Casey's lack of control wasn't as spectacular as what happened in Hurst's well-documented struggles with the yips. Hurst could get on the mound for just 1/3 of an inning with Pittsburgh's affiliate in the Gulf Coast League in 2013, where he walked all five hitters with two wild pitches. From there it was one long bullpen session and intrasquad game. In 2014, he suggested to the front office a try at first base and designated hitter. He hit .245 in 53 at-bats before turning to football.
"I didn't love it," Hurst says. "The lack of success of pitching stole the joy for me. I was pretty much done. I had never been away from home, I was 18 and I wasn't making the best decisions on and off the field."
Hurst's battle with control led to deeper problems and his courageous struggle with alcohol, drugs and depression has become one of the country's most riveting success stories of the last decade. When he dined with Casey during free agency back in March and began to realize the bond, his phrase, "God works in mysterious ways," resonated again.
"It's kind of weird," Hurst says. "We sat down and talked when I first signed. We were telling war stories. 'This guy understands.' I'm meeting with him throughout the day, getting caught up in the playbook. This is a make-or-break year. I'm all in. I'll do whatever I can do."
One day this week after a voluntary practice they bumped into each other outside the cafeteria and they began comparing the motions they had in high school. Even pantomiming in a hallway, the 6-4, 245-pound Hurst looked downright nasty coming three-quarters. The 6-4, 215-pound Casey had a funky hesitation before coming over the top.
And they have this in common.
"I tried to do everything the coach was saying," Casey says. "I had different mechanics in high school. It was kind of unique, but it worked for me. They just started adjusting my mechanics and I was taking everything they said literally. 'Keep my shoulders square.' I should have stayed with what I was doing. You just can't change how I throw the ball."
Hurst went through a different kind hell. Fooling with his motion was the least of it. Once a coach screamed at him "What the bleep is wrong with you?" Catchers refused to work with him.
But Casey has so much admiration for Hurst, particularly for trying his hand with the bat. No extra base hits and two RBIs. But he crushed some balls, too.
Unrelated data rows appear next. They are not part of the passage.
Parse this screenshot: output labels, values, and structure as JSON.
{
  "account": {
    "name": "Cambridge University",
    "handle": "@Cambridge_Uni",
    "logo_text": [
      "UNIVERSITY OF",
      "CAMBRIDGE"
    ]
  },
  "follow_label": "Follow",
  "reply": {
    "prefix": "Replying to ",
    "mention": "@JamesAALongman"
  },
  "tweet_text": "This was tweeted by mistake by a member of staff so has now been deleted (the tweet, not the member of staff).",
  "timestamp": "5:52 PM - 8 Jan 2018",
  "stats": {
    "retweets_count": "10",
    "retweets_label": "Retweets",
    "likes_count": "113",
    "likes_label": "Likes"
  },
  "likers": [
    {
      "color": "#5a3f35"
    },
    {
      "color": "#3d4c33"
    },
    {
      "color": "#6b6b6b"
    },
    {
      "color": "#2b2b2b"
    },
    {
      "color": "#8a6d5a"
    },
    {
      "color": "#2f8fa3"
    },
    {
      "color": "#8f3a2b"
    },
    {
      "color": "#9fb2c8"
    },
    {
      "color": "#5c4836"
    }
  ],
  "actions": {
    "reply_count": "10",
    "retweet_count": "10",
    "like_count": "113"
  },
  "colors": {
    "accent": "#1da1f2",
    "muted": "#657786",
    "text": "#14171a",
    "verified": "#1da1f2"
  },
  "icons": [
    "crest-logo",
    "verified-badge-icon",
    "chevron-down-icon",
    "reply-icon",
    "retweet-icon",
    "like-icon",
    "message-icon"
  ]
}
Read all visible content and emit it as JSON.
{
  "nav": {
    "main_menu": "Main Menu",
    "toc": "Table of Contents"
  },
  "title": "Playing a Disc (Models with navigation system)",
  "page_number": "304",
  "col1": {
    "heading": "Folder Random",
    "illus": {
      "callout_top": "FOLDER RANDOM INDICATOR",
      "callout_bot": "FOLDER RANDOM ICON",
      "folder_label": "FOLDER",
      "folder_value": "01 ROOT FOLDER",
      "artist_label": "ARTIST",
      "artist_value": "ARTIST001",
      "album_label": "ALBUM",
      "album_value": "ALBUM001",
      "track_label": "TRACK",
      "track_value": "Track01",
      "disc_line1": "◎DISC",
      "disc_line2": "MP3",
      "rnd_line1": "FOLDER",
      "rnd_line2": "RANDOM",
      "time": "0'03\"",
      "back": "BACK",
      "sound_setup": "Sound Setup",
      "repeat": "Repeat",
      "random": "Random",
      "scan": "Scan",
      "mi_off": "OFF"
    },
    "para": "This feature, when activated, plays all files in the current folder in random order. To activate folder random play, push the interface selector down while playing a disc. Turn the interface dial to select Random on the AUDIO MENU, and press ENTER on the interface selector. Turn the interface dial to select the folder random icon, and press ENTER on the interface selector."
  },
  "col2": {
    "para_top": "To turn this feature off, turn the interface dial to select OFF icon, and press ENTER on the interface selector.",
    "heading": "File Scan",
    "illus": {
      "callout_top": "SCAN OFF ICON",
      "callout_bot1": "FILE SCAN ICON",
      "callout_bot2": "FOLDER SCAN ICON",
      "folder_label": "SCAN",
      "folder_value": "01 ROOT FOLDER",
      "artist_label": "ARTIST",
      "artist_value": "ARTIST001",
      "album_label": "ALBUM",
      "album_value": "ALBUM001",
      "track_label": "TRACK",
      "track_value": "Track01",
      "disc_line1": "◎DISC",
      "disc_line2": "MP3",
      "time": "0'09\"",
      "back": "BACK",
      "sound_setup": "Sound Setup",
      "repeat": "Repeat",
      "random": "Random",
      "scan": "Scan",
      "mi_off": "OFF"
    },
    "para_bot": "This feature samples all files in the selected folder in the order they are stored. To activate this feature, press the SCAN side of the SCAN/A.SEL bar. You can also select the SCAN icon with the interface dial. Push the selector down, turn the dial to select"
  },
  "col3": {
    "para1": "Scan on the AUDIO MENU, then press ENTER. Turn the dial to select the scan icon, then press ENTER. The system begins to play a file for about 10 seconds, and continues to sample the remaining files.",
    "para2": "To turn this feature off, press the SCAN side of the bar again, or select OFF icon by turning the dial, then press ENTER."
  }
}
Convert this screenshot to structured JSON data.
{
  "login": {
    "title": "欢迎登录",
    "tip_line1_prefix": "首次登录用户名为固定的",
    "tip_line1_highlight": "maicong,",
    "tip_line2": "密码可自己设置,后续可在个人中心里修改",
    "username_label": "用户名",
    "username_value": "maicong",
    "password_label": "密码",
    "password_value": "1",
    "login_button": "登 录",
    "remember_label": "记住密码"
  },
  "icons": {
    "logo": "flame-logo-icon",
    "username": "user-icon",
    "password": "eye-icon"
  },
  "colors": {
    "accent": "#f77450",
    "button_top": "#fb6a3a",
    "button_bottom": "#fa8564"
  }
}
"You know how hard that is?" Casey asks him. "To go up there and make those kinds of swings? I wish I had taken a chance doing that."
The stories are going to have to wait. They're here to make Hurst realize his potential as the 25th player taken in the 2018 draft. It's nice watershed moment for both. Casey has never coached a first-rounder and Hurst has never been on an offense like this. As valuable and as clutch as C.J. Uzomah was for Joe Burrow last season, the coaches can't wait to deploy Hurst's first-round speed in the middle of the field.
"He's tough, he's coachable. He's got a great attitude," Casey says. "My thing is sometimes guys run into bad luck. He goes to Baltimore with Mark Andrews and gets hurt early (with a stress fracture). Then after he has a big year in Atlanta, they draft (No. 4) Kyle Pitts. Sometimes it just comes down to an opportunity. I don't think he's been able to show what he can do. He's a great talent."
As for Hurst, we know how excited he is. He said this last week: "I think this staff finally understands what I'm capable of. "It's taken five years, unfortunately. I think God put me in Cincinnati for a reason. I'm just going to do my job, buckle down, learn this playbook, and just work my ass off. That's all I can do."
And he loves the division. There's even more baseball irony. The Pirates play in the city of the Steelers, whose arch-rivals live in Cincinnati and Baltimore.
"My allegiance is no longer to the black and gold," Hurst says. "The hatred in the AFC North is real. It's pretty cool to be a part of it."
So is sharing the job with fellow old power pitcher.
"I wouldn't want to have changed a thing," says Hurst of the long walk from the mound to Casey's room.